The report said general counsel are supporting an emergence and growth of legal technology in a rapidly expanding market.

“GCs, and their in-house teams, are increasingly operating within the boundaries of decreasing external legal spend budgets, coupled with increasing workload” it said.

“They see the benefit of leveraging technology to deliver quality and timely legal advice and services in-house” to counter these pressures.

It may be one factor that helps explain why the legal tech market grew so quickly between 2015 and 2017, when 38 new firms were founded, according to the report.

The report gave information on the launch of the Association of Corporate Counsel Australia’s Legal Tech Corner “to provide GCs with simple and streamlined information on the ever-expanding LegalTech market.”

It also highlighted the establishment of an Australian local presence of the Corporate Legal Operations Consortium and how it is assisting legal department operations and technology professionals to “congregate and share best practice in legal operations functions.”

Highlighting that the legal tech segment will continue to impact the legal services market for corporate in-house teams, the report indicated “market realities of lawyer adoption will shape the providers’ future.”

“The future for this segment of the market will be dominated by LegalTech firms that provide integrated solutions, data analytics and leverage artificial intelligence (including predictive coding and advancements in machine learning).”

Speaking about the legal profession state in 2018, Jackie Rhodes, managing director of Thomson Reuters Legal noted “the legal profession is facing unparalleled levels of technological, regulatory and economic change.”

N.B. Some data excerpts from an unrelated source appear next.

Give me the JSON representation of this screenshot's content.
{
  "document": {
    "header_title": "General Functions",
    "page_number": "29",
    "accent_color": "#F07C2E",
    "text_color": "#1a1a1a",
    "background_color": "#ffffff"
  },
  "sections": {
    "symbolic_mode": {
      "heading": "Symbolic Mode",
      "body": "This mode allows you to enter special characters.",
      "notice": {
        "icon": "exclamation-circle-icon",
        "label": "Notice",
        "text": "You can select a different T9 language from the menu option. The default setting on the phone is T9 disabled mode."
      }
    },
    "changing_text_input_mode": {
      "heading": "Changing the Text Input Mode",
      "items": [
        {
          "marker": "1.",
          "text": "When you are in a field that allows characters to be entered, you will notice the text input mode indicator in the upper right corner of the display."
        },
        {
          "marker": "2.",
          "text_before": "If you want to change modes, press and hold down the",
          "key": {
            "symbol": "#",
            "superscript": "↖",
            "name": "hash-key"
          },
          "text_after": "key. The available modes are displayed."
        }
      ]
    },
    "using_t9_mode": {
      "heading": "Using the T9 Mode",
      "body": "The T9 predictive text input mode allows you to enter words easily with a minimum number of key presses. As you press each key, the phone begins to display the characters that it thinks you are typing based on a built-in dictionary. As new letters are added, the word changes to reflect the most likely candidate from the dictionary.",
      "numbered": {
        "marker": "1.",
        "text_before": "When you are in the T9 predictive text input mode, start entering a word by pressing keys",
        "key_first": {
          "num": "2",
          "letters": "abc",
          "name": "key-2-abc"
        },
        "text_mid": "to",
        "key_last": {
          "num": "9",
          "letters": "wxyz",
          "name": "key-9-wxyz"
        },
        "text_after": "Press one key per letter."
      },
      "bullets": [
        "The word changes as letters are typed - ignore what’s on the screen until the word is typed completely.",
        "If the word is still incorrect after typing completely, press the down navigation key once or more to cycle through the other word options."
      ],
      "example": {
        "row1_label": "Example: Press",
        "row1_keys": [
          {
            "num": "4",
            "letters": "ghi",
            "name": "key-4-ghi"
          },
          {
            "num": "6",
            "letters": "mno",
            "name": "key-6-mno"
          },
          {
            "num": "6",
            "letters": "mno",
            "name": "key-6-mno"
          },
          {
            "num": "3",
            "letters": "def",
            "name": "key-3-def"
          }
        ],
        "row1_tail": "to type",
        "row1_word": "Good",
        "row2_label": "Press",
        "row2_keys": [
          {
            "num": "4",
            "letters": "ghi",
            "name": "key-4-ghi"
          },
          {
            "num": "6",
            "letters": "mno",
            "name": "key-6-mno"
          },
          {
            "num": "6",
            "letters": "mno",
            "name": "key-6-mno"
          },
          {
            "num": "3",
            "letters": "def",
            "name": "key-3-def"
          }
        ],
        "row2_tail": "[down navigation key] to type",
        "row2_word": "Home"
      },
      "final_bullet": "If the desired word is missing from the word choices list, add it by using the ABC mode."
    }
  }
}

“In response, legal professionals are increasingly expected to evolve from traditional organisational structures and commercial models into tech-empowered businesses equipped to prosper in an evolving market landscape,” she offered.

Acknowledging “some practitioners are struggling to grapple with the heightened disruption from technology, others are embracing technology to improve efficiency and sustain and improve their business models,” the report suggested in conclusion that there are “significant opportunities for those that have a clear and compelling strategy, and real threats for those who complacently assume the future will continue on an unchanged, historic trajectory.”